Something similar happened with Baier’s widely discussed questions on immigration. It’s true that Harris had trouble answering them—no one would deny that the Biden administration has struggled to manage the immigration system—but this is partly because here, again, Baier constructed a largely imaginary world. The basic premise of his questions was that under Trump, all migrants were either detained all the way through their removals or forced to wait in Mexico; that none were released here; that crimes committed by migrants occurred only during the Biden years and are directly traceable to lax border policies.
But as the American Immigration Council’s Aaron Reichlin-Melnick has demonstrated, none of this is true. During the period that Trump’s Remain in Mexico program was in effect, only a small minority of apprehended migrants were forced to wait there. And according to Reichlin-Melnick’s calculations, tens of thousands of migrants were released into the interior while Remain in Mexico was in place, which debunks the Fox News host’s suggestion that the program created some sort of enforcement panacea.
In fact, as the Cato Institute’s David Bier has shown, hundreds of thousands of migrants were released all throughout the Trump presidency.

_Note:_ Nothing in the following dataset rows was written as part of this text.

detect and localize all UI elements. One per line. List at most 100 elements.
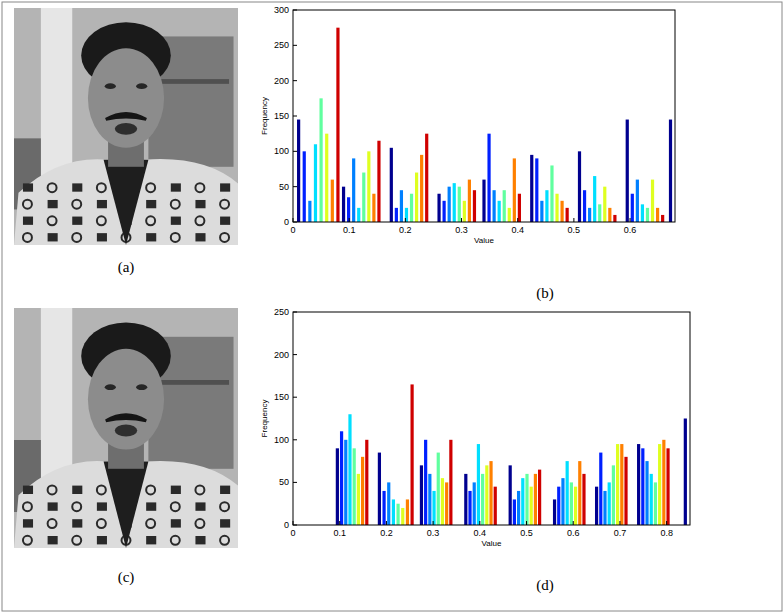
bar (557, 487, 560, 525)
bar (620, 444, 623, 525)
bar (437, 194, 440, 222)
bar (578, 461, 581, 525)
bar (443, 201, 446, 222)
x-tick (573, 521, 574, 525)
photo-pattern (72, 502, 81, 511)
y-tick (293, 45, 297, 46)
photo-pattern (72, 217, 82, 225)
x-tick-label: 0.2 (380, 528, 393, 538)
x-tick (339, 521, 340, 525)
bar (477, 444, 480, 525)
y-tick-label: 200 (274, 350, 289, 360)
bar (641, 448, 644, 525)
photo-pattern (97, 183, 106, 192)
bar (308, 201, 311, 222)
bar (448, 187, 451, 222)
axes-frame (293, 312, 690, 525)
x-tick-label: 0.3 (455, 225, 468, 235)
bar (578, 151, 581, 222)
x-tick-label: 0.3 (427, 528, 440, 538)
bar (509, 465, 512, 525)
photo-pattern (97, 216, 106, 225)
y-tick-label: 100 (274, 146, 289, 156)
bar (348, 414, 351, 525)
x-tick (666, 521, 667, 525)
bar (378, 453, 381, 525)
bar (661, 215, 664, 222)
bar (513, 499, 516, 525)
y-tick (293, 397, 297, 398)
photo-pattern (171, 200, 180, 209)
bar (340, 431, 343, 525)
y-tick-label: 0 (284, 217, 289, 227)
bar (603, 187, 606, 222)
photo-pattern (146, 200, 156, 208)
bar (636, 180, 639, 222)
bar (593, 176, 596, 222)
bar (342, 187, 345, 222)
bar (473, 190, 476, 222)
photo-pattern (48, 485, 57, 494)
panel-label: (c) (118, 569, 135, 586)
photo-pattern (97, 502, 107, 510)
bar (453, 183, 456, 222)
panel-label: (b) (536, 285, 554, 302)
x-tick-label: 0.7 (614, 528, 627, 538)
y-tick-label: 250 (274, 307, 289, 317)
photo-mustache (106, 113, 146, 119)
bar (362, 173, 365, 222)
x-tick (349, 218, 350, 222)
bar (521, 478, 524, 525)
bar (411, 384, 414, 525)
photo-pattern (195, 485, 204, 494)
photo-pattern (97, 200, 107, 208)
bar (441, 478, 444, 525)
x-tick (386, 521, 387, 525)
photo-pattern (146, 502, 156, 510)
bar (645, 461, 648, 525)
bar (662, 440, 665, 525)
photo-pattern (195, 536, 205, 544)
bar (650, 474, 653, 525)
bar (508, 208, 511, 222)
y-tick (293, 439, 297, 440)
bar (424, 440, 427, 525)
x-tick (293, 521, 294, 525)
bar (437, 453, 440, 525)
bar (297, 120, 300, 222)
bar (425, 134, 428, 222)
bar (449, 440, 452, 525)
photo-eye (105, 83, 116, 89)
bars (336, 384, 687, 525)
photo-pattern (220, 200, 229, 209)
chart: 00.10.20.30.40.50.60.70.8050100150200250… (260, 307, 690, 548)
panel-label: (a) (118, 259, 135, 276)
x-tick-label: 0.6 (567, 528, 580, 538)
photo-pattern (23, 200, 32, 209)
bar (608, 208, 611, 222)
photo-pattern (72, 183, 82, 191)
bar (336, 28, 339, 222)
bar (392, 499, 395, 525)
x-tick-label: 0.2 (399, 225, 412, 235)
bar (365, 440, 368, 525)
y-tick (293, 10, 297, 11)
x-tick-label: 0.5 (520, 528, 533, 538)
bar (401, 508, 404, 525)
x-axis-title: Value (474, 236, 494, 245)
bar (372, 194, 375, 222)
photo-pattern (146, 233, 156, 241)
bar (303, 151, 306, 222)
y-tick-label: 300 (274, 5, 289, 15)
bar (377, 141, 380, 222)
photo-pattern (220, 217, 230, 225)
photo-collar (104, 462, 149, 548)
y-tick-label: 0 (284, 520, 289, 530)
bar (473, 482, 476, 525)
x-tick-label: 0.4 (511, 225, 524, 235)
bar (493, 190, 496, 222)
bar (319, 98, 322, 222)
bar (400, 190, 403, 222)
y-tick-label: 50 (279, 477, 289, 487)
bar (353, 448, 356, 525)
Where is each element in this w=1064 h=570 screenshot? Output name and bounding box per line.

That’s fewer than under Biden—in part simply because more have migrated during his presidency for all sorts of complex geopolitical reasons—but far from the migrant release–free utopia Baier presented.
Why did Trump release so many migrants? Because Congress under-resources the executive for processing and detaining them and because the law requires some releases. In Baier’s fictional portrayal of the situation, if migrants are released, it can only be a function of the executive’s permissiveness. But every administration has done this—including Trump’s. How many migrants released by Trump then committed crimes? We don’t know—in part because Democrats don’t highlight such crimes to demonize immigrants the way Republicans do. In the universe Baier constructed, none of these complications exist.
Harris deserves credit for calling out Baier’s MAGA cleanup efforts. But all this raises a bigger question: How much public support would Trump have right now if Fox and other right-wing outlets had not been pumping out sanitizing propaganda about him and his presidency for the last 10 years?